I feel that my undergraduate education in Computer Science did a good job of teaching me modelling and troubleshooting skills, even though the technologies in question were never used in industry. Some of the things that helped develop these skills included:
- Lots of programming assignments that required lots of troubleshooting and debugging.
- Proofs and analysis in things like data structures and algorithms.
- Being put in positions where I would teach material to others.
- Exposure to completely weird computer science concepts that broke my brain (such as functional programming, computability and NP-hardness, data structures and algorithms, database structures and implementation, and even hateful formal methods)
- Mathematics courses that helped me reason more precisely in domains different from computers.
None of the technologies I used during my undergrad are useful to me today. My degree was focused on software development, not systems administration. Nonetheless, so much of the knowledge was transferable.
This is probably part of the reason "an undergraduate degree in computer science" is used as a resume screening credential by employers, but this is a mistake. Firstly, good candidates without undergraduate educations exist. Secondly, university degrees are expensive, stressful, and time-consuming, and not everybody is in a position to obtain one. (As a data point: I almost did not get through my undergrad.) Thirdly, although having an undergrad degree is probably correlated with having good sysadmin skills, it is not a guarantee.
Developing Sysadmin Skills
This raises some uncomfortable questions:
- Can modelling and troubleshooting skills be developed outside university?
- Can these skills even be taught? Is it the case that some people have them and some people don't, and there is not much you can do to develop them?
I desperately want to believe that these skills can be taught, and that they can be taught outside of a university context. I have coworkers and former coworkers who never went to university but have these skills, so I do not think university is strictly necessary. But I am worried about whether these skills can be taught; I am shocked by how scarce they seem to be among those whom we interview.
If you are somebody who feels your modelling and troubleshooting skills are weak, you might try the following:
Learn computer programming.

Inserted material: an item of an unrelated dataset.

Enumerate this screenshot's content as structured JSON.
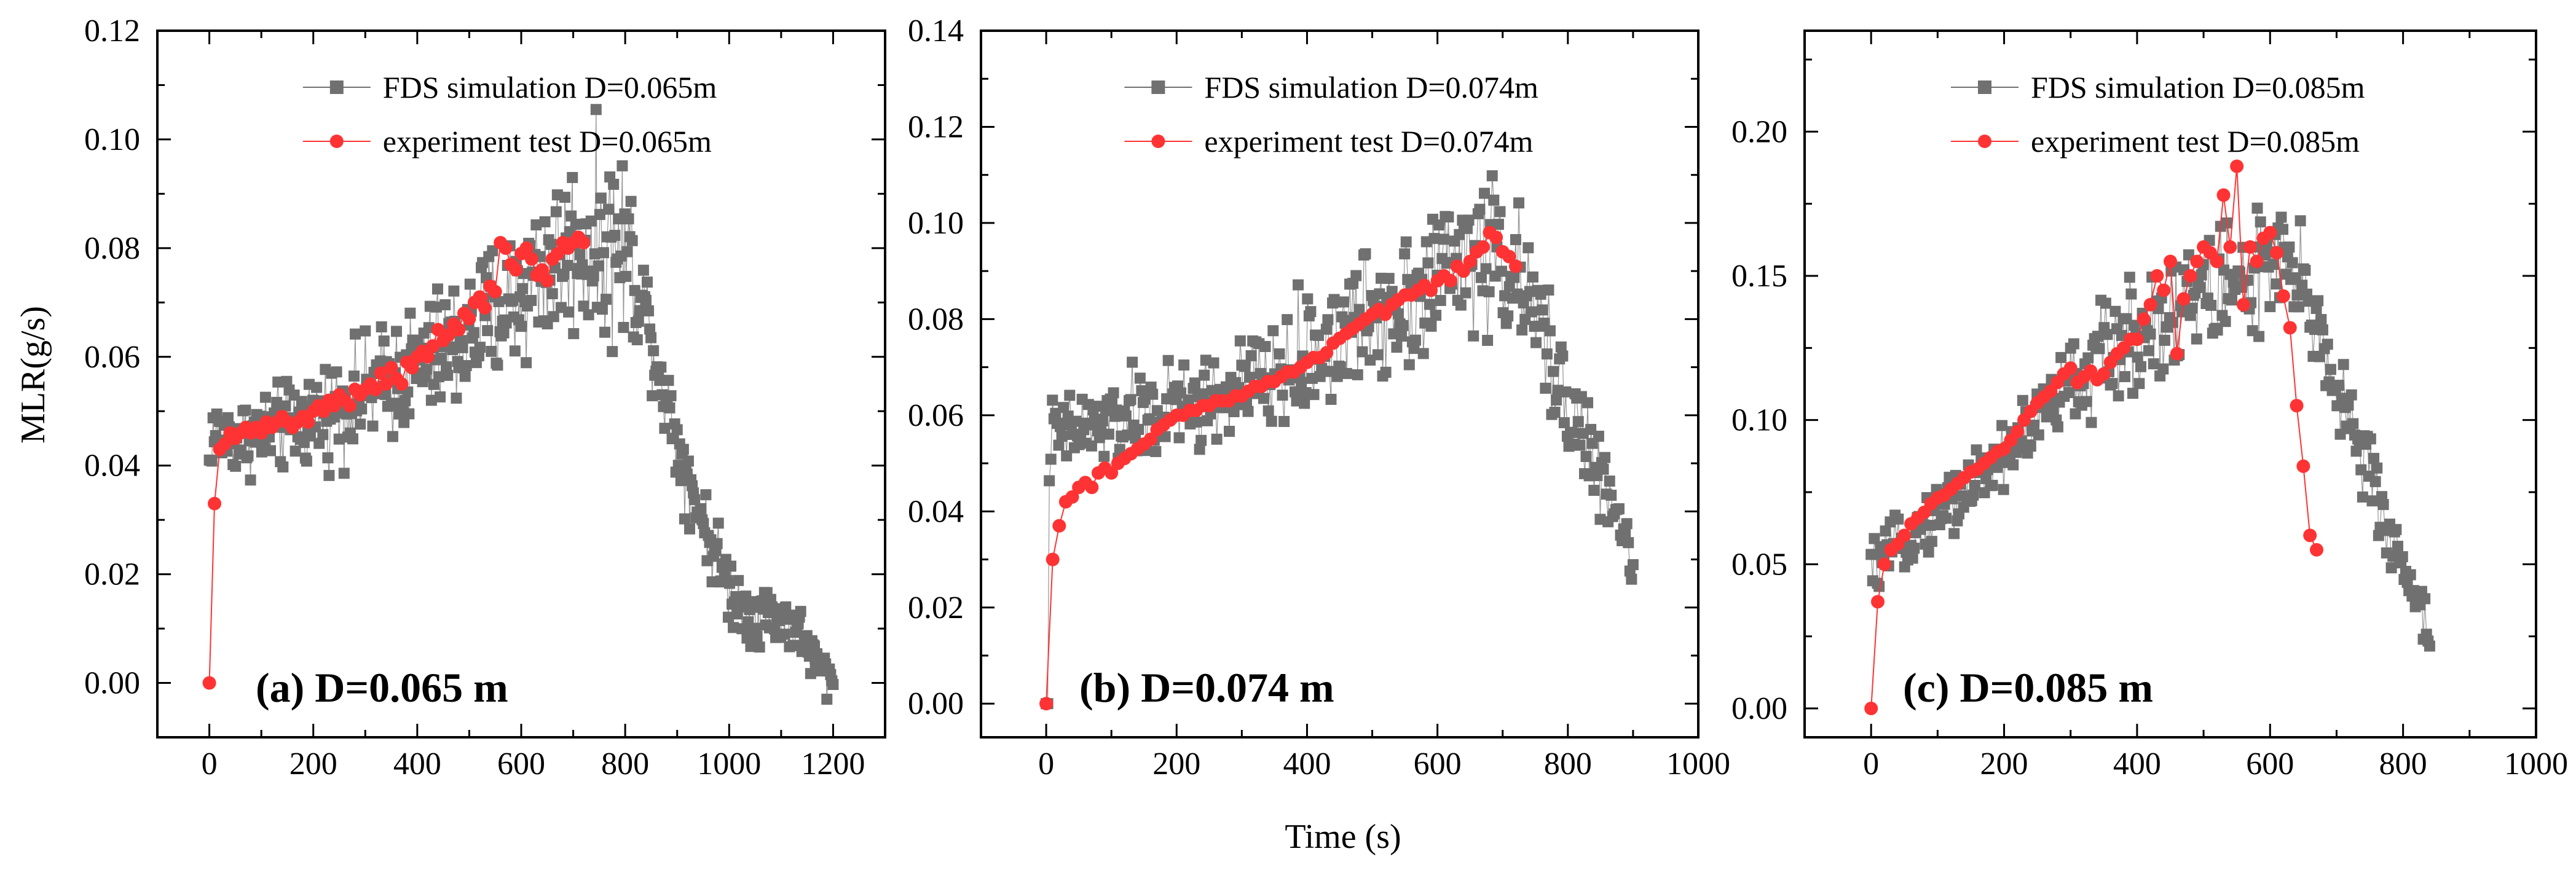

In my opinion, getting computer programs to run correctly is inherently related to troubleshooting skills; people who cannot debug programs cannot write programs, and people who cannot model solutions cannot design good programs.
Related to the above, contribute to an Open Source project with a public bugtracker. Start by creating test cases for bugs that are reported. Then start trying to fix bugs and contribute patches. This will develop all three skillsets, and develop a portfolio you can show to potential employers.

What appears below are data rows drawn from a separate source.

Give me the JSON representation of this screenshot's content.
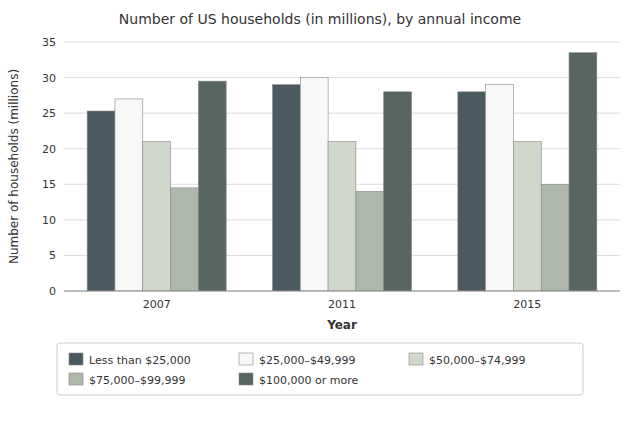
{
  "chart_data": {
    "type": "bar",
    "title": "Number of US households (in millions), by annual income",
    "xlabel": "Year",
    "ylabel": "Number of households (millions)",
    "categories": [
      "2007",
      "2011",
      "2015"
    ],
    "series": [
      {
        "name": "Less than $25,000",
        "color": "#4a5a60",
        "values": [
          25.3,
          29.0,
          28.0
        ]
      },
      {
        "name": "$25,000–$49,999",
        "color": "#f8f8f8",
        "values": [
          27.0,
          30.0,
          29.0
        ]
      },
      {
        "name": "$50,000–$74,999",
        "color": "#d0d8cc",
        "values": [
          21.0,
          21.0,
          21.0
        ]
      },
      {
        "name": "$75,000–$99,999",
        "color": "#adb8aa",
        "values": [
          14.5,
          14.0,
          15.0
        ]
      },
      {
        "name": "$100,000 or more",
        "color": "#576660",
        "values": [
          29.5,
          28.0,
          33.5
        ]
      }
    ],
    "ylim": [
      0,
      35
    ],
    "yticks": [
      0,
      5,
      10,
      15,
      20,
      25,
      30,
      35
    ],
    "grid": true,
    "legend": "bottom"
  }
}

Find some computer stuff and teach it to others, since teaching is an excellent way to learn.
Volunteer to take care of computers for your friends, family and local organizations. As you do so, ask the kinds of questions and practice the kinds of habits that develop your modelling and troubleshooting skills. Don't be satisfied with getting things to work until you understand why they work. Explicitly make hypotheses about how the system is behaving and then come up with tests to confirm or refute those hunches. Observe your systems to figure out how they work, and build up a toolkit (
ping
,strace
,nmap
,wireshark
,adsiedit
,vmstat
, logfiles, Event Viewer, and many, many others) so you can observe what is happening better. Narrow down possible causes and simplify situations when diagnosing issues.Learn things in other (non-computer) fields that involve modelling and troubleshooting skills. There are lots of them out there, and those skills are transferable.
Learn and implement crazy computer things that will break your brain. Functional programming is one place to start, but there are lots of other things.
I don't know whether these techniques will work, because I do not know whether modelling and troubleshooting can be taught. However, I feel that some of these techniques have helped me develop my modelling and troubleshooting skills, so I hope they might be useful to others as well.